The role of cyclic AMP-mediated regulation of glycogen metabolism in levamisole-perfused Ascaris suum muscle.

The effects of levamisole on muscle contraction and glycogen metabolism have been examined in isolated muscle-cuticle sections of the roundworm Ascaris suum. Muscle contraction occurred when various levels of levamisole were perfused through the preparation. At a levamisole concentration of 0.42 mM, the period of contraction lasted only about 6 min and was followed by a period of relaxation.

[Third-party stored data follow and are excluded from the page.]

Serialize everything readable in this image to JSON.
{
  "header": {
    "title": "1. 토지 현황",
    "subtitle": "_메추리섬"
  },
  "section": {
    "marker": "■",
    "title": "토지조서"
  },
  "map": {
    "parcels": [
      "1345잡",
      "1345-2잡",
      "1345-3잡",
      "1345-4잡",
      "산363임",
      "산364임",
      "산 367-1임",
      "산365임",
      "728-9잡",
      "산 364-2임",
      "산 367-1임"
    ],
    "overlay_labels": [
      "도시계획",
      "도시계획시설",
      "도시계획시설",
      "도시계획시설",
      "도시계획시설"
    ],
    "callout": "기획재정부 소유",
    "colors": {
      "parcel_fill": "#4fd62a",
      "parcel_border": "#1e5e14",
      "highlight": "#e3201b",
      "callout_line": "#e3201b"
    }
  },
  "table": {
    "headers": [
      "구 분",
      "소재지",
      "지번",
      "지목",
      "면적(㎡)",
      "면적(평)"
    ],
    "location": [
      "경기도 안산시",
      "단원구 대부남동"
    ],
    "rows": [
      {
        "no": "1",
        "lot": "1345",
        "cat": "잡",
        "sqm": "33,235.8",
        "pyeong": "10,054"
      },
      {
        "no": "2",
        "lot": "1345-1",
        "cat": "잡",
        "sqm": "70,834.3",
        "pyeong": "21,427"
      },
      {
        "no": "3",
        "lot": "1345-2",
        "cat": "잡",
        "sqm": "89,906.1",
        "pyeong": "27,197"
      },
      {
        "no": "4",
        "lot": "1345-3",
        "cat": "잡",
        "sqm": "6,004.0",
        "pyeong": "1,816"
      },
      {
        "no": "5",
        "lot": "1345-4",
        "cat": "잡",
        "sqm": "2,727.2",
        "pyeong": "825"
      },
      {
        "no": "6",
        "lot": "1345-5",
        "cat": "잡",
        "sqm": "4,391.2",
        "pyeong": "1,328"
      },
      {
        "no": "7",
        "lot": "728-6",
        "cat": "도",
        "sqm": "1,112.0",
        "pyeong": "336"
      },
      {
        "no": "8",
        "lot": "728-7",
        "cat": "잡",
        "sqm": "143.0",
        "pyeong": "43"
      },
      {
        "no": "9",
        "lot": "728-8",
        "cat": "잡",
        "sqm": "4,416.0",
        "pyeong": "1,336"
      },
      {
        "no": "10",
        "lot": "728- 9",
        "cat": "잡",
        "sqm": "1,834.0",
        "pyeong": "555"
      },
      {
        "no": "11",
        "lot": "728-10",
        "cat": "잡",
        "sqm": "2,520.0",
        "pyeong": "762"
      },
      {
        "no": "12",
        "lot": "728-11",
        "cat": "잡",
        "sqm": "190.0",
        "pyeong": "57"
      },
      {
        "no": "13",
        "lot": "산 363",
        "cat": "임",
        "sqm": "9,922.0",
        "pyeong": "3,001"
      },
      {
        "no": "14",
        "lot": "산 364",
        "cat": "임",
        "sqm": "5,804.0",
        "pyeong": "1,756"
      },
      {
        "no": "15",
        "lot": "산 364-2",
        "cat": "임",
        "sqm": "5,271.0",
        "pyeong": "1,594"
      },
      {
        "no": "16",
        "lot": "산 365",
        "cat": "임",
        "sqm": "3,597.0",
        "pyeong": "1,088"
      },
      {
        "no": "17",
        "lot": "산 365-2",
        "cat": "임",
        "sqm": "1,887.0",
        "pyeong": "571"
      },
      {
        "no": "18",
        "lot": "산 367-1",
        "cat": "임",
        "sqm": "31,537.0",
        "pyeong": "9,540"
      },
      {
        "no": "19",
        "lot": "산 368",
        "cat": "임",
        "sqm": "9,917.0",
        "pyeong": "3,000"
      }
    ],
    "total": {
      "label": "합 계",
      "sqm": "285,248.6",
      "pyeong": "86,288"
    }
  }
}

During this relaxation period, there was an activation of glycogen synthase (EC 2.4.1.11), as evidenced by a decrease in the Ka values of glucose 6-phosphate for glycogen synthase to 0.26 mM from control values of 0.50 mM. The glycogen phosphorylase (EC 2.4.1.1) activity ratio decreased from 0.85 to 0.65, which indicated an inactivation of this enzyme. Concomitant with this activation of glycogen synthase and inactivation of phosphorylase there was an increased synthesis of glycogen. In addition, the presence of levamisole prevented both the serotonin-induced cyclic AMP accumulation and the activation of the cyclic AMP-dependent protein kinase (EC 2.7.1.37). However, levamisole did not significantly affect the changes in glycogen synthase and phosphorylase brought about by perfusion with the neurostimulator acetylcholine. Collectively, the data indicated that levamisole caused a transient muscle contraction followed by muscle relaxation, and the muscle relaxation effect appeared to be the result of a levamisole-inhibited cyclic AMP-mediated pathway of glycogen utilization.